With the Red Hat acquisition, IBM can expand its reach across its hybrid cloud infrastructure. The market is expected to more than double to $130 billion by 2022. As companies become more sophisticated about pairing the benefits of cloud computing and the security of managing their own infrastructure, this hybrid approach is becoming more attractive. This, according to Ives, gives IBM a shot at capturing the growing number of customers who want to combine public and private clouds. “They have a legit path to become a very disruptive player.”

But that’s assuming both that companies are going to want an alternative to the hybrid computing offered by the three large centralized players–Microsoft, Amazon, and Google–and that they aren’t sophisticated enough to harness existing open-source software to build their own alternative. Stratechery’s Ben Thompson isn’t so sure that’s true. He says this strategy “seems more attuned to IBM’s needs than potential customers.” He asks, “If an enterprise is concerned about lock-in, is IBM really a better option? And if the answer is that ‘Red Hat is open,’ at what point do increasingly sophisticated businesses build it themselves?”

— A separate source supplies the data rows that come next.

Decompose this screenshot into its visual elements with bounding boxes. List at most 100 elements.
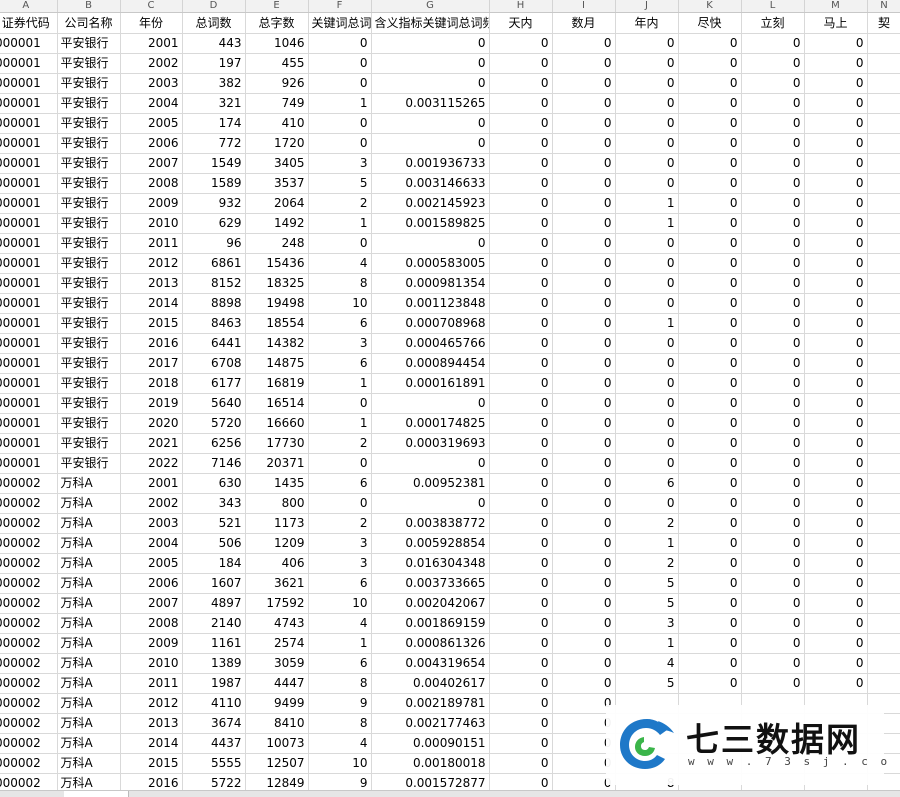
cell[interactable]: 万科A [57,553,121,574]
cell[interactable]: 2140 [182,613,246,634]
cell[interactable]: 0.001869159 [371,613,490,634]
cell[interactable]: 0 [804,133,868,154]
cell[interactable]: 2004 [120,93,183,114]
cell[interactable]: 0 [615,33,679,54]
cell[interactable]: 0.00402617 [371,673,490,694]
cell[interactable]: 000002 [0,753,58,774]
cell[interactable]: 4 [615,653,679,674]
cell[interactable]: 2020 [120,413,183,434]
cell[interactable]: 0 [615,293,679,314]
cell[interactable]: 5 [615,673,679,694]
cell[interactable]: 2011 [120,233,183,254]
cell[interactable]: 16514 [245,393,309,414]
cell[interactable] [867,433,900,454]
cell[interactable]: 0.002145923 [371,193,490,214]
cell[interactable]: 0 [741,293,805,314]
cell[interactable]: 1 [615,193,679,214]
column-letter-G[interactable]: G [371,0,490,13]
cell[interactable]: 2001 [120,473,183,494]
cell[interactable]: 000001 [0,133,58,154]
cell[interactable]: 16819 [245,373,309,394]
cell[interactable]: 5555 [182,753,246,774]
cell[interactable]: 0 [371,73,490,94]
cell[interactable]: 0.016304348 [371,553,490,574]
cell[interactable]: 2 [615,553,679,574]
cell[interactable]: 0 [615,133,679,154]
cell[interactable]: 0 [615,113,679,134]
cell[interactable]: 8410 [245,713,309,734]
cell[interactable]: 1389 [182,653,246,674]
cell[interactable]: 14875 [245,353,309,374]
cell[interactable]: 4 [308,733,372,754]
cell[interactable]: 平安银行 [57,433,121,454]
cell[interactable]: 0 [804,473,868,494]
cell[interactable]: 455 [245,53,309,74]
cell[interactable]: 1 [308,93,372,114]
cell[interactable]: 2014 [120,733,183,754]
cell[interactable]: 0 [615,153,679,174]
cell[interactable]: 平安银行 [57,333,121,354]
cell[interactable]: 0.000894454 [371,353,490,374]
cell[interactable]: 0 [489,113,553,134]
cell[interactable]: 0 [552,133,616,154]
cell[interactable]: 197 [182,53,246,74]
cell[interactable]: 4437 [182,733,246,754]
cell[interactable]: 0 [741,473,805,494]
cell[interactable]: 0 [552,233,616,254]
cell[interactable] [867,573,900,594]
cell[interactable]: 万科A [57,473,121,494]
cell[interactable]: 000001 [0,93,58,114]
column-letter-B[interactable]: B [57,0,121,13]
cell[interactable]: 96 [182,233,246,254]
cell[interactable]: 0.00180018 [371,753,490,774]
cell[interactable]: 0 [678,53,742,74]
cell[interactable]: 2013 [120,273,183,294]
cell[interactable]: 248 [245,233,309,254]
cell[interactable]: 2574 [245,633,309,654]
cell[interactable]: 0 [678,413,742,434]
cell[interactable]: 0 [489,553,553,574]
cell[interactable]: 0 [552,453,616,474]
cell[interactable]: 0.000861326 [371,633,490,654]
cell[interactable]: 0 [741,233,805,254]
cell[interactable]: 0 [615,413,679,434]
cell[interactable]: 9 [308,773,372,790]
cell[interactable]: 000002 [0,493,58,514]
cell[interactable]: 0 [489,33,553,54]
cell[interactable]: 平安银行 [57,173,121,194]
cell[interactable]: 2012 [120,693,183,714]
cell[interactable]: 000001 [0,293,58,314]
cell[interactable]: 2002 [120,53,183,74]
cell[interactable]: 0 [741,453,805,474]
cell[interactable]: 0 [489,573,553,594]
cell[interactable]: 772 [182,133,246,154]
cell[interactable] [867,233,900,254]
cell[interactable]: 0 [489,313,553,334]
cell[interactable]: 0 [552,213,616,234]
cell[interactable] [867,133,900,154]
cell[interactable]: 3 [308,333,372,354]
cell[interactable] [867,193,900,214]
cell[interactable]: 0 [804,373,868,394]
header-cell[interactable]: 年内 [615,12,679,34]
cell[interactable]: 2022 [120,453,183,474]
cell[interactable]: 0.003733665 [371,573,490,594]
cell[interactable]: 2021 [120,433,183,454]
cell[interactable]: 0 [678,153,742,174]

For the Red Hat acquisition to work, Rometty must also honor her promise for Red Hat to remain independent within IBM. The plan is for the company to remain a standalone business unit, in the same way that, for years, Facebook gave Instagram room to nurture a distinct culture and grow an independent business. Red Hat’s leadership team will stick around, and it will remain in its current headquarters.

At a Town Hall meeting the day after the announcement, Red Hat CEO Jim Whitehurst assured his employees “red will stay red” as Rometty looked on. Employees were skeptical, both in the meeting and on the internet, where they went so far as to eulogize their company in reddit forums. But Whitehurst made a strategy case for the approach: “We have to stay separate because otherwise the value goes away,” he said. “If we lose our Switzerland status, that’s a lot of what our value is.”

Even if everything goes according to plan, IBM’s future is far from secure. Though IBM was early to develop artificial intelligence tools, and made the world take notice when Watson won Jeopardy in 2011, it hasn’t been able to realize the commercial success of its peers. Recently, sales in the company’s business that includes Watson have declined.

But IBM is no stranger to near death experiences. No large company, and certainly no tech company, survives more than 100 years without reinventing itself many times. Rometty was at IBM when, in the early 90s, it missed the shift to personal computers and came within a quarter of going bankrupt. She watched Lou Gerstner teach the proverbial elephant to dance. A successful IBM-owned Red Hat could send a powerful signal that even if IBM’s turnaround is slow to emerge, Rometty is capable of traveling far beyond IBM’s traditional playbook to reboot the company.